Call our system “socialized medicine,” “subsidized medicine,” or something else. It doesn’t matter. Whether we are blue, red, or purple, we agree that everyone needs a basic health plan, that everyone who can pay for health insurance, should pay, and that those with bad genes or bad luck (that is, pre-existing conditions), as opposed to persistent bad habits, shouldn’t face higher insurance costs.

We want universal health insurance. What we don’t want is inefficient and unaffordable universal health insurance. Obamacare delivers both, which explains its reception.

Medical Security System

If the health-care law is killed by the courts or Congress, its opponents will celebrate a Pyrrhic victory. They’ll defeat something they don’t like, but leave us all in the lurch -- at risk of losing our lives or our shirts if we get sick while uninsured.

Defeating the new health-care law can represent a real victory only if we replace it and our entire health-care system with something that insures us all at reasonable cost.

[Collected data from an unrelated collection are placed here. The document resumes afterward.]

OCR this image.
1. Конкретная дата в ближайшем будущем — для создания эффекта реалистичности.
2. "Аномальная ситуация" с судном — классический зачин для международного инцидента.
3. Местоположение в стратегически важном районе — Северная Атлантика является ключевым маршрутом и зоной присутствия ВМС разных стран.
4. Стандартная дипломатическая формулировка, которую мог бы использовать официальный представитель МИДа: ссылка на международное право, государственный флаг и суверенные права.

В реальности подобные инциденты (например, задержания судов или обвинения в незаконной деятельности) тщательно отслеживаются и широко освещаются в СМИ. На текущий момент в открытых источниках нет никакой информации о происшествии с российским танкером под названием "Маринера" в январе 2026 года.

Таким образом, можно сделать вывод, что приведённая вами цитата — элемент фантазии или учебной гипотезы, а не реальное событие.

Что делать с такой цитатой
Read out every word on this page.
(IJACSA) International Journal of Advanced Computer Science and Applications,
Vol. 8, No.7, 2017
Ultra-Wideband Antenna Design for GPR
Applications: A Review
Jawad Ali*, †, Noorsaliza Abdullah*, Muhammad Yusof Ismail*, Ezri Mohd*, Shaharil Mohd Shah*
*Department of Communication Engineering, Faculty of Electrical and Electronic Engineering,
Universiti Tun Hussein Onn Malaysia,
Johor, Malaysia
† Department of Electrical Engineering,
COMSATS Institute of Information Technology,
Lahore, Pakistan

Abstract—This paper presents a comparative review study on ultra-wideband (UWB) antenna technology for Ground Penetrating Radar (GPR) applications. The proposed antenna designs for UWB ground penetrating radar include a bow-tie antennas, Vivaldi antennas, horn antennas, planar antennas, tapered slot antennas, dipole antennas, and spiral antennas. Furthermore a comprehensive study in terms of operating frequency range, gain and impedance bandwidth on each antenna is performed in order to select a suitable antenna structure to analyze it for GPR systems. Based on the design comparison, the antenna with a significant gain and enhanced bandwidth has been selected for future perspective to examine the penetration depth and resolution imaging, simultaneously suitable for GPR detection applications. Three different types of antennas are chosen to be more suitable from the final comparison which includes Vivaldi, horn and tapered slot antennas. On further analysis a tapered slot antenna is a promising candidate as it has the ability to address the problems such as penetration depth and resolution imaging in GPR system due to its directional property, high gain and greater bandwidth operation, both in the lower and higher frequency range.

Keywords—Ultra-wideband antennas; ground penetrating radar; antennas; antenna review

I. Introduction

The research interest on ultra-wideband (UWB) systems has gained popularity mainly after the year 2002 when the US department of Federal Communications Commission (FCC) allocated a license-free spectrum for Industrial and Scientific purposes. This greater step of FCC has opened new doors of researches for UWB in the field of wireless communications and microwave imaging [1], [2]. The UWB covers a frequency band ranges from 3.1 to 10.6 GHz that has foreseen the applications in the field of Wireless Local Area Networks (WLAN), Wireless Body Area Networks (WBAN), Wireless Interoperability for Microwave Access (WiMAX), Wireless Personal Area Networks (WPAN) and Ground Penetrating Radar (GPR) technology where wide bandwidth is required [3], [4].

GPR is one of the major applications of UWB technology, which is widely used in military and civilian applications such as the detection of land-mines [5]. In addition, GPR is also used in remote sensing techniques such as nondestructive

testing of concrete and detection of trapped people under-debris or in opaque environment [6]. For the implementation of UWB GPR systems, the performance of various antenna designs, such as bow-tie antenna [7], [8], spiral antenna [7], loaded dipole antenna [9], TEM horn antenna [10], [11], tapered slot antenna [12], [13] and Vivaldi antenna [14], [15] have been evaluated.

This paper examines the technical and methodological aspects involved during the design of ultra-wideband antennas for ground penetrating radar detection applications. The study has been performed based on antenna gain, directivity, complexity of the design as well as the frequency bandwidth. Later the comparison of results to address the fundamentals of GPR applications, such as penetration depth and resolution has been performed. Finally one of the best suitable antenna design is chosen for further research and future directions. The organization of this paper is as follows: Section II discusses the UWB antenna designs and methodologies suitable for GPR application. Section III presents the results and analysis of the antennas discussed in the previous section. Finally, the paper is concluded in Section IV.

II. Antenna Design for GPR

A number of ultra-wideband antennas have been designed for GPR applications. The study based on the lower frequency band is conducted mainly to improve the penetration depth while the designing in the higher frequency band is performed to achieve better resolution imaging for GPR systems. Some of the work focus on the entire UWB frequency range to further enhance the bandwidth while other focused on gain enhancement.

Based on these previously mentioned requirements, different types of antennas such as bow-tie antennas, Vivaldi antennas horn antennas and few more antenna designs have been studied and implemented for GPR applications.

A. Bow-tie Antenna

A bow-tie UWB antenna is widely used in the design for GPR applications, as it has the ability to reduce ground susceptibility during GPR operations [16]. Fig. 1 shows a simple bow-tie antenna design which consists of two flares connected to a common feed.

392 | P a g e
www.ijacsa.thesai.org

The Medical Security System, which I proposed in my 2007 book, “The Healthcare Fix,” is what’s needed. Every American - - rich, poor, old, young, sick or healthy -- gets a voucher, each year, to buy a basic health plan from an insurance company. Vouchers are larger for those with pre-existing conditions. Insurers can turn no one down and will offer us financial incentives to stop smoking, lose weight, or otherwise improve our health.

Supplemental Policies

A panel of doctors determines what’s covered by the basic plan within a strict budget. Those who want additional coverage may buy private supplemental policies. The vouchers, in total, can’t cost more than 10 percent of GDP -- what we are now spending. We would finance this system not by raising taxes, but by using the tax dollars we are now spending at all levels of government on Medicare, Medicaid, employer-based healthcare and the uninsured. This combines public health-care finance (all who can pay do pay through their taxes) with private health-care provision. Private insurers contract with the doctors and hospitals we choose for our care.

This took two paragraphs, not 2,000 pages to describe. It’s not pie in the sky. Something similar is in place in Germany, The Netherlands, Switzerland and Israel. It’s already implemented in Medicare Part C -- the red part of the blue Medicare system. And it’s what former Clinton Budget Director Alice Rivlin and the next House Budget Committee chairman, Republican Paul Ryan, just proposed as a long-term fix for Medicare.

It’s time to look beyond the words and focus on the substance of what we have, what we need, what we can afford, and what must be done. Obamacare is also short for “Obama cares,” and because our president cares more about the nation than himself, he’s just the man to transform his defeat into our victory.

(Laurence Kotlikoff is professor of economics at Boston University, president of Economic Security Planning, Inc. and author of “Jimmy Stewart Is Dead.” The opinions expressed are his own.)